To the unmarried woman in her 30s that has been looked at as being odd or inferior, this message is for you.
Dear Unmarried Woman in Her 30s,
The words below is not intended to feed you a spoonful of cliche affirmations that tells you that one day you will get married or to remind you to wait on God because if you are in your 30s and unmarried, you have heard many of those saying and have more than likely become very sick and tired of hearing that "reminder".
Due to the pressure and vast emotions that you may or are currently experiencing in this season of your life, I wrote this letter to remind you that being in your 30s as an unmarried woman is just simply that; being in your 30s as an unmarried woman.
You are not any less of an employer, you are not a bad sister, you are not a bad friend nor are you a bad daughter because you are in your 30s and unmarried. You are simply a woman who who does not have the option to file her taxes jointly with another man. Life is not limited because you have not yet walked down the aisle since life has become limitless because you have the freedom and time through your singleness, to walk boldly in your purpose. Despite what social media may say, your life does not begin the moment a man kneels down before you in front of your close family members and friends. Your life actually began the minute that God blessed you in your mother's womb.
I know that there is an ample amount of pressure for you to just say yes to any man that comes your way or many people may have "criminalized" you for being "too picky" or not knowing what you want despite you being wise with your standards. Therefore, I need you to rebuke and cancel out (in the name of Jesus) every negative, ignorant and nasty word spoken over and against you during those family gatherings each time you arrived "alone".
Society has not made being an unmarried woman in her 30s any easier. There is an influx amount of noise around rings, tuxedos and white dresses in comparison to visions coming alive, businesses being birthed and even healing taking place. That itself can be draining and it often leads many of us into believing that we are not valuable enough. Because of that, it is necessary to remind yourself that you are fearfully and wonderfully made by God. When God spoke that truth in Psalm 139:14, he did not say that those who are married are fearfully and wonderfully made. Everyone that exists in this world is, despite one's relationship status.
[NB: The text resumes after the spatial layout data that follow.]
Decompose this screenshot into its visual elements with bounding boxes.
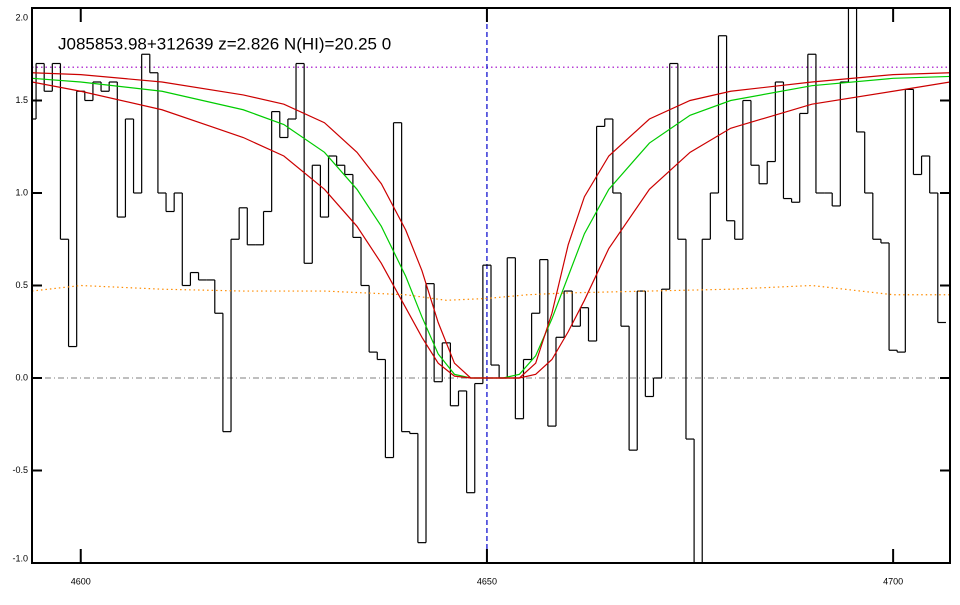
x-tick-label: 4650 xyxy=(477,576,497,586)
y-tick-label: 1.5 xyxy=(15,95,28,105)
y-tick-label: 2.0 xyxy=(15,12,28,22)
y-tick-label: -1.0 xyxy=(12,553,28,563)
y-tick-label: 1.0 xyxy=(15,187,28,197)
chart-title: J085853.98+312639 z=2.826 N(HI)=20.25 0 xyxy=(58,34,391,53)
x-tick-label: 4700 xyxy=(883,576,903,586)
y-tick-label: 0.5 xyxy=(15,280,28,290)
model-line xyxy=(32,81,950,379)
x-tick-label: 4600 xyxy=(71,576,91,586)
y-tick-label: 0.0 xyxy=(15,372,28,382)
plot-area xyxy=(32,8,950,563)
y-tick-label: -0.5 xyxy=(12,465,28,475)
model-line xyxy=(32,284,950,301)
So to the beautiful unmarried woman in her 30s that is reading this, from the bottom of my heart, I need you to know and believe that there is absolutely nothing wrong with you. I implore you to use this time as an unmarried woman to cultivate and grow in your gift and live your life fully until a man worthy of your time comes along. Remember, the right one for you will be more concerned about what you did during your singleness instead of asking why you are single.